According to the filing, Chu instructed Chief Financial Officer Jerome Kollar to transfer the final two installments of his $15 million annual bonus on August 19 and 20. He then used part of the funds to purchase a multimillion-dollar property in Beverly Hills later that month. By September 10, Tricolor had entered bankruptcy protection.
Prosecutors allege that, under Chu’s direction, Tricolor created approximately $800 million in “bogus collateral” through two primary methods: double-pledging the same assets for multiple loans and manually altering records to make delinquent loans appear eligible. This fraudulent scheme allegedly deceived several major banks, including JPMorgan Chase, Barclays, and Fifth Third Bank, all of which have disclosed charges tied to Tricolor.
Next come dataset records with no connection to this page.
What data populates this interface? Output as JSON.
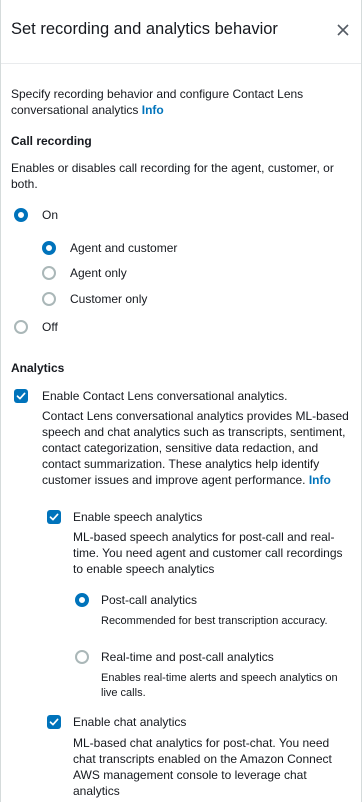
{
  "panel": {
    "title": "Set recording and analytics behavior",
    "close_icon": "close-icon"
  },
  "intro": {
    "text_line1": "Specify recording behavior and configure Contact Lens",
    "text_line2": "conversational analytics",
    "info_link": "Info"
  },
  "call_recording": {
    "heading": "Call recording",
    "desc_line1": "Enables or disables call recording for the agent, customer, or",
    "desc_line2": "both.",
    "on_label": "On",
    "options": [
      {
        "label": "Agent and customer",
        "selected": true
      },
      {
        "label": "Agent only",
        "selected": false
      },
      {
        "label": "Customer only",
        "selected": false
      }
    ],
    "off_label": "Off"
  },
  "analytics": {
    "heading": "Analytics",
    "enable_contact_lens": "Enable Contact Lens conversational analytics.",
    "contact_lens_desc": [
      "Contact Lens conversational analytics provides ML-based",
      "speech and chat analytics such as transcripts, sentiment,",
      "contact categorization, sensitive data redaction, and",
      "contact summarization. These analytics help identify",
      "customer issues and improve agent performance."
    ],
    "contact_lens_info": "Info",
    "speech": {
      "label": "Enable speech analytics",
      "desc": [
        "ML-based speech analytics for post-call and real-",
        "time. You need agent and customer call recordings",
        "to enable speech analytics"
      ],
      "post_call_label": "Post-call analytics",
      "post_call_desc": "Recommended for best transcription accuracy.",
      "realtime_label": "Real-time and post-call analytics",
      "realtime_desc": [
        "Enables real-time alerts and speech analytics on",
        "live calls."
      ]
    },
    "chat": {
      "label": "Enable chat analytics",
      "desc": [
        "ML-based chat analytics for post-chat. You need",
        "chat transcripts enabled on the Amazon Connect",
        "AWS management console to leverage chat",
        "analytics"
      ]
    }
  },
  "colors": {
    "accent": "#0073bb",
    "text": "#16191f",
    "radio_border": "#aab7b8"
  }
}
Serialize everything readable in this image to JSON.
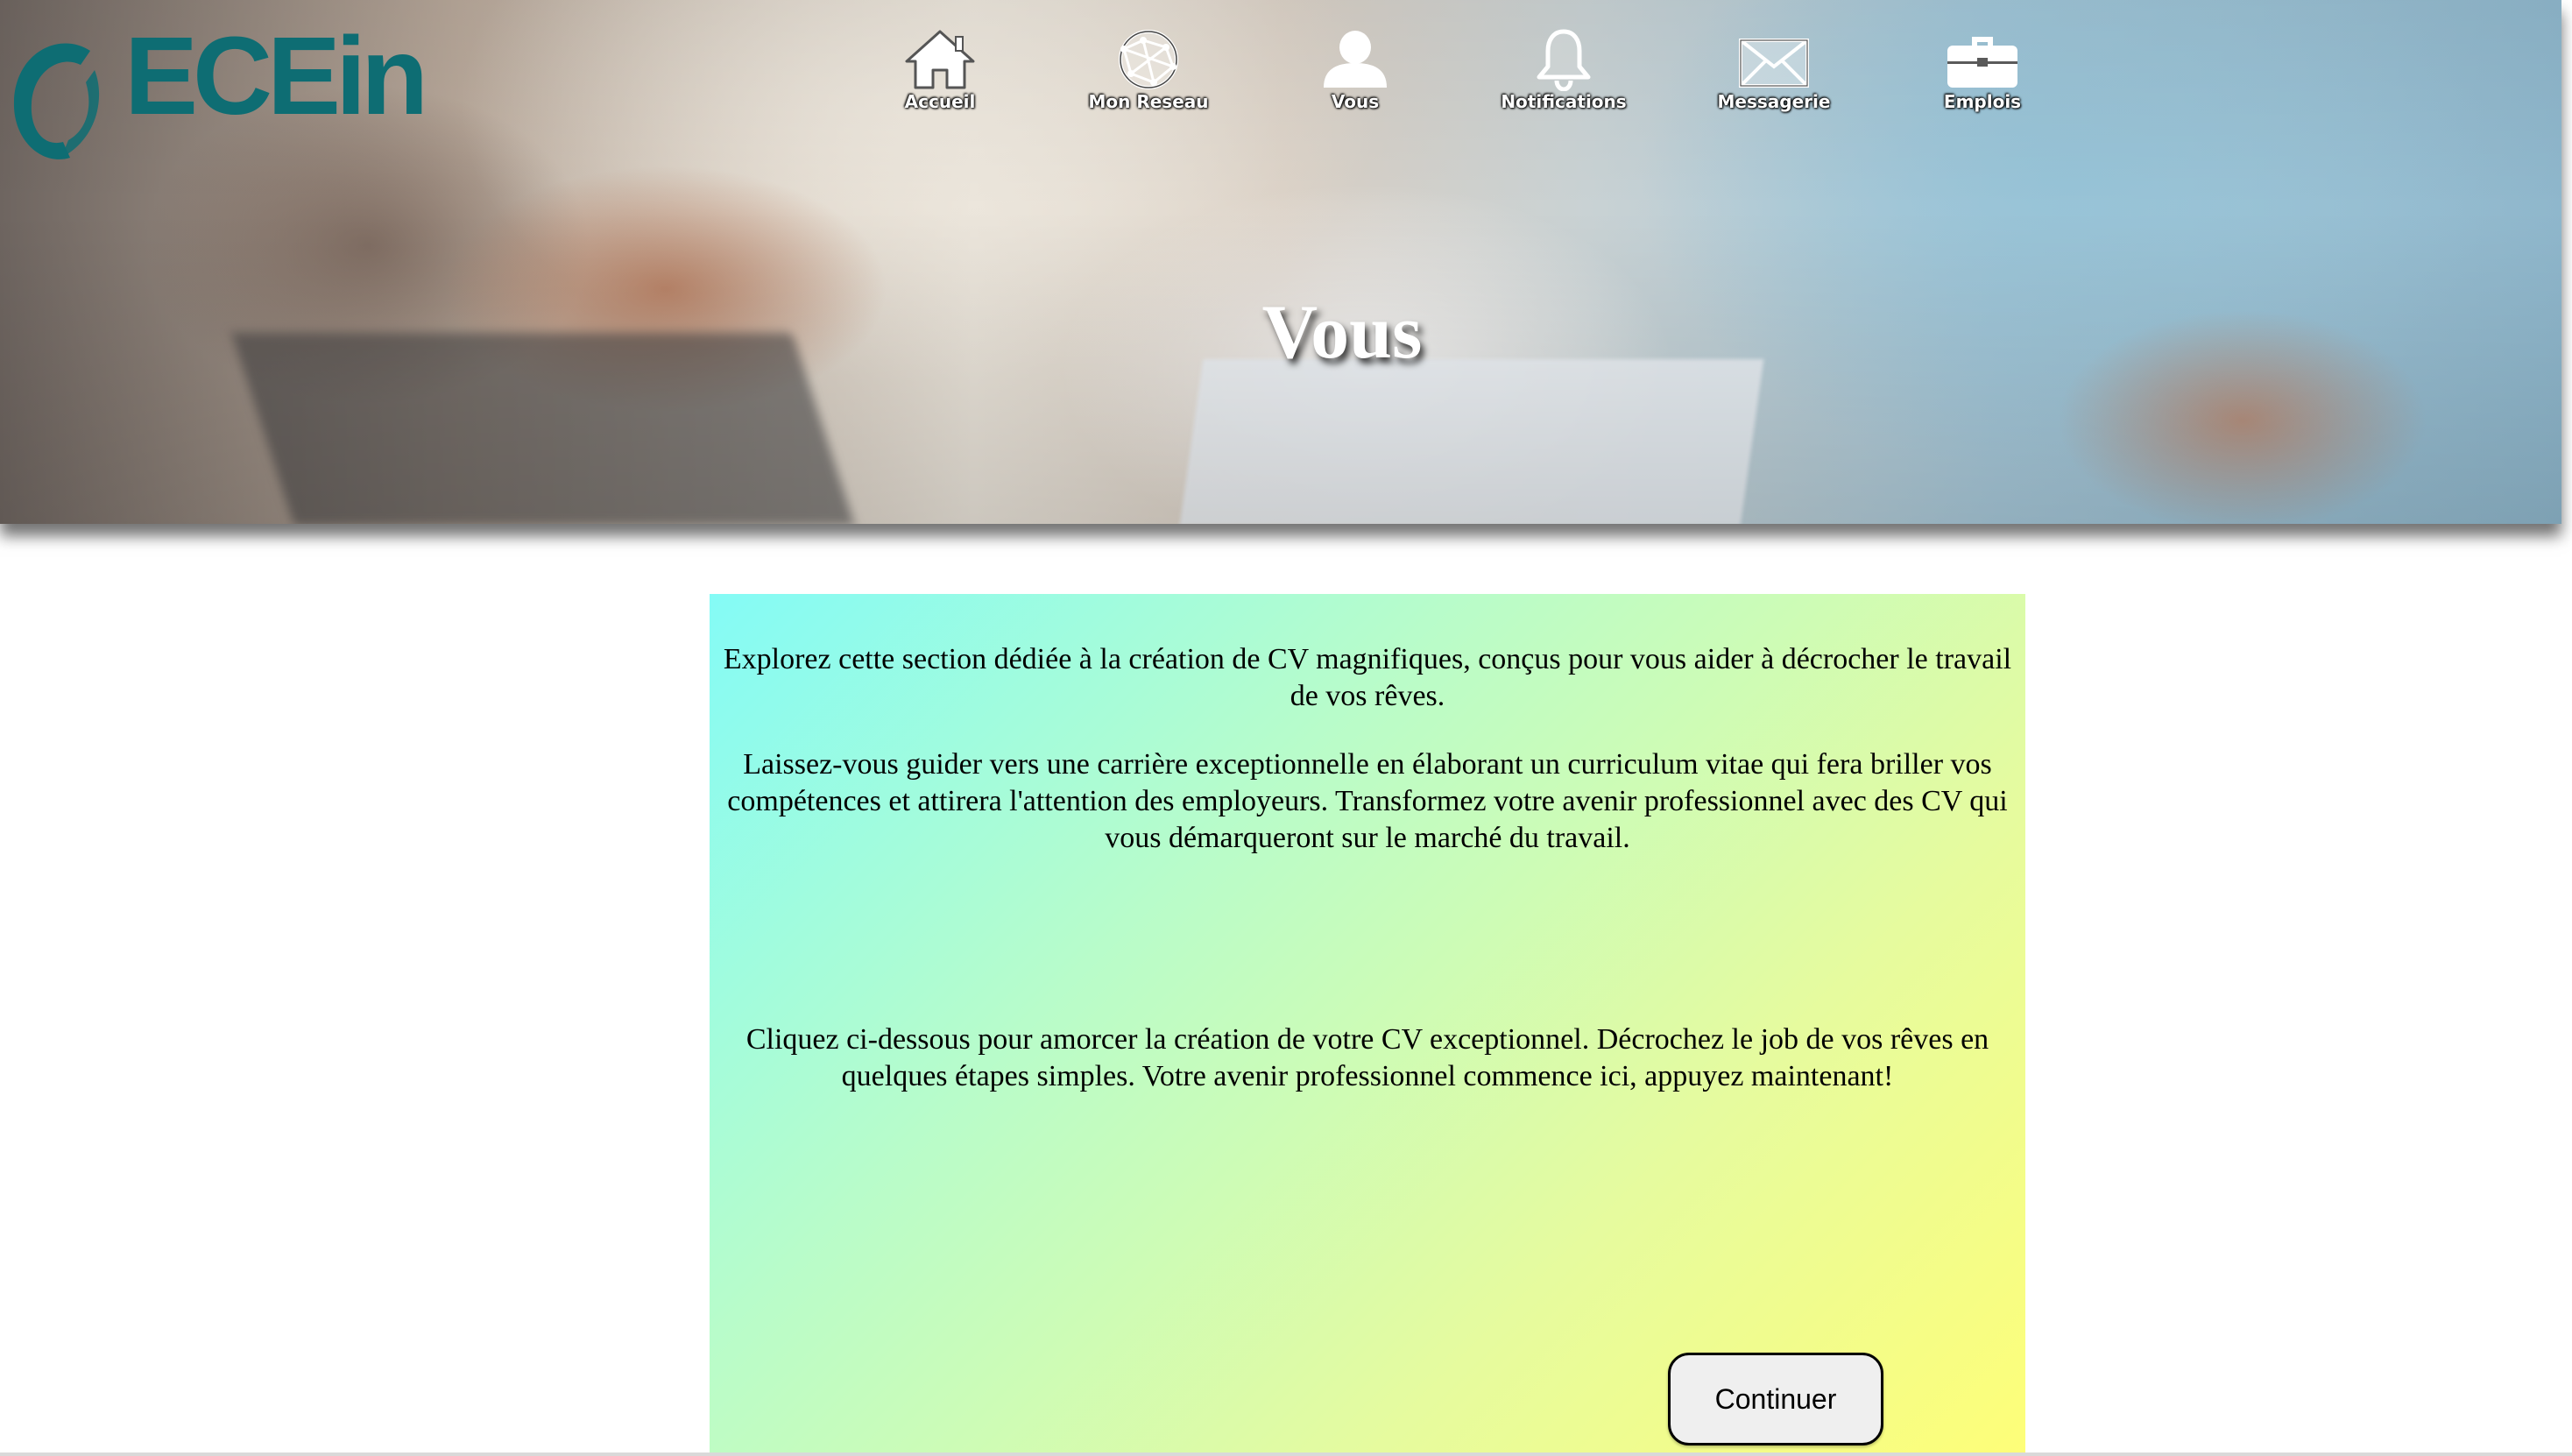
{
  "logo": {
    "text": "ECEin",
    "color": "#0e6d73"
  },
  "nav": {
    "items": [
      {
        "label": "Accueil",
        "icon": "home-icon"
      },
      {
        "label": "Mon Reseau",
        "icon": "network-globe-icon"
      },
      {
        "label": "Vous",
        "icon": "user-icon"
      },
      {
        "label": "Notifications",
        "icon": "bell-icon"
      },
      {
        "label": "Messagerie",
        "icon": "envelope-icon"
      },
      {
        "label": "Emplois",
        "icon": "briefcase-icon"
      }
    ]
  },
  "hero": {
    "title": "Vous"
  },
  "panel": {
    "paragraph1": "Explorez cette section dédiée à la création de CV magnifiques, conçus pour vous aider à décrocher le travail de vos rêves.",
    "paragraph2": "Laissez-vous guider vers une carrière exceptionnelle en élaborant un curriculum vitae qui fera briller vos compétences et attirera l'attention des employeurs. Transformez votre avenir professionnel avec des CV qui vous démarqueront sur le marché du travail.",
    "paragraph3": "Cliquez ci-dessous pour amorcer la création de votre CV exceptionnel. Décrochez le job de vos rêves en quelques étapes simples. Votre avenir professionnel commence ici, appuyez maintenant!",
    "continue_label": "Continuer",
    "gradient_start": "#84fbf6",
    "gradient_end": "#fefe78"
  }
}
The indictment cites secretly recorded calls from August in which Chu, aware the company was “basically history,” discussed tactics to delay lenders. In one instance, he allegedly proposed falsely attributing data manipulation to a Trump-era loan deferment program. In another, he considered invoking the name of collapsed energy giant Enron to pressure lenders into a settlement.
“Enron raises the blood pressure of the lender when they see that,” Chu said, according to the documents.
Tricolor’s abrupt failure was part of a string of defaults that unsettled the U.S. banking industry this fall, raising broader concerns about underappreciated risks within the financial system. The case highlights how corporate governance failures at a single company can trigger wider contagion, exposing vulnerabilities in lending and risk assessment practices.
The indictment portrays a leadership culture focused on financial deception until the final moments. While employees were placed on unpaid leave days after Chu’s bonus was secured, the CEO was allegedly devising narratives to shift blame, illustrating a stark disconnect between executive actions and corporate survival.
Lawyers representing Chu did not immediately respond to requests for comment on the allegations.